During the informal Sunday session of LIONZ, I watched the pre-training registrars conduct interview practice. I followed one registrar the entire session, seeing how she structured answers around her passion for the specialty, and how she would handle difficult situations and emergencies. By the end of it, all I could think about was how good of a surgeon she would be.
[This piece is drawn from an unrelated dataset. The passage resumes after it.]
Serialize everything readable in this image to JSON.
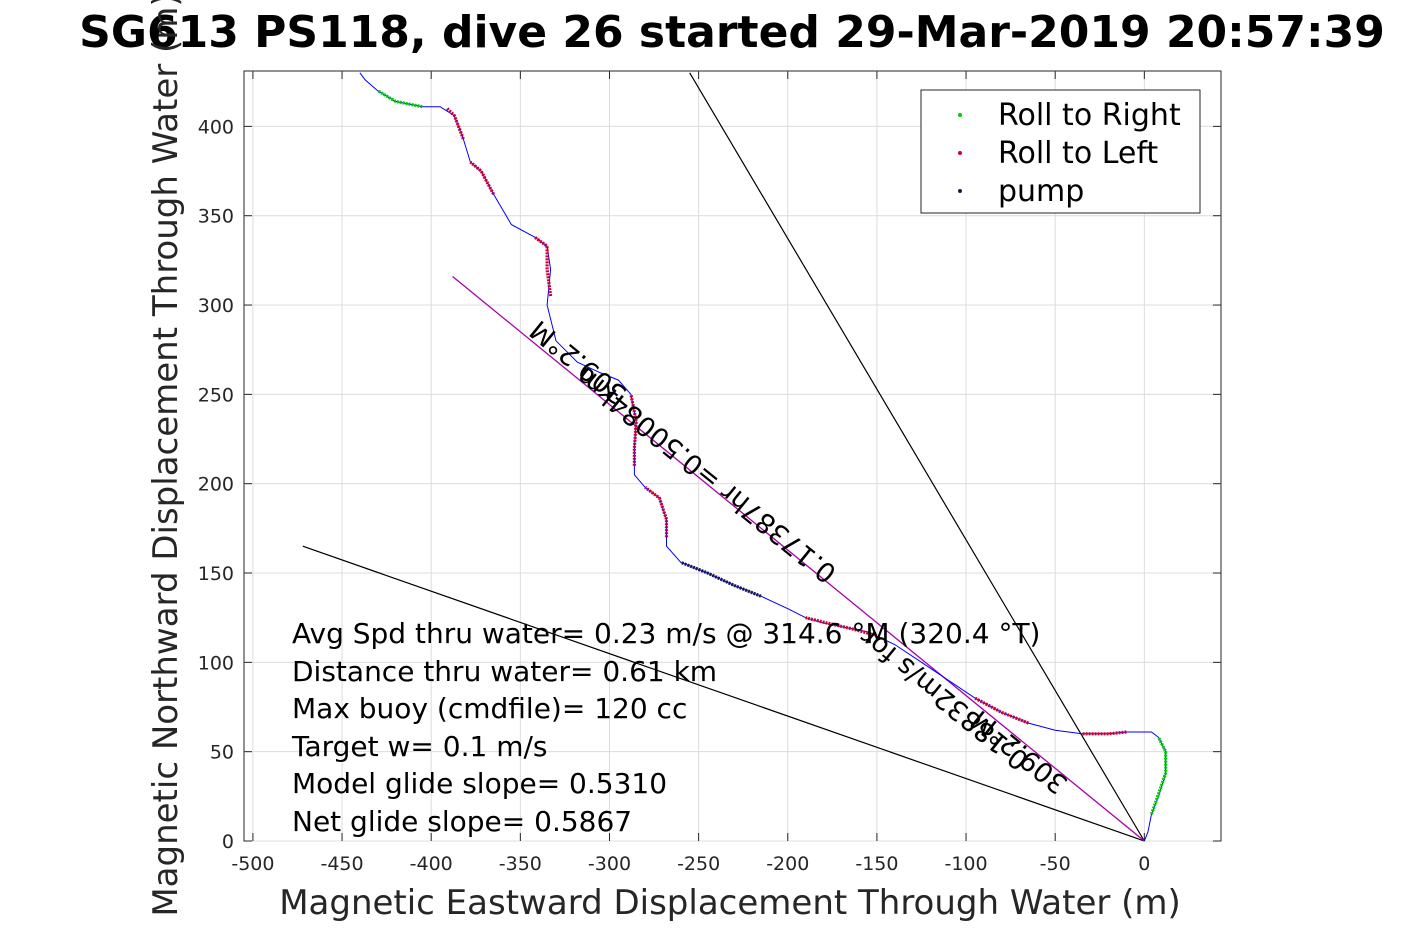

Being female was so wildly irrelevant to that fact because IT SHOULD BE IRRELEVANT. That sounds overly simplistic, but that was the most important final message that I was left with at the end of the conference. An exciting update is that while I was in the process of writing this blog, I learnt that the amazing wāhine I was following during interview practice was selected for training following her recent proper interview!!!!! I feel incredibly inspired knowing I had the opportunity to see her demonstrating her passion in front of me, and how that passion translated into how brilliantly she will perform in this field throughout her career. It felt like a very fitting end to how adequately this entire experience blew the “you can’t be what you can’t see” barrier out of the water for me in such a short few days, suddenly morphing orthopaedics into something that now feels very much achievable for me and other females. I walked away thinking about how orthopaedics is about passion for restoring function and mobility, improving pain and limitations, and being innovative in solving difficult problems.
Definitely not about being a 6’5 male wearing giant gumboots.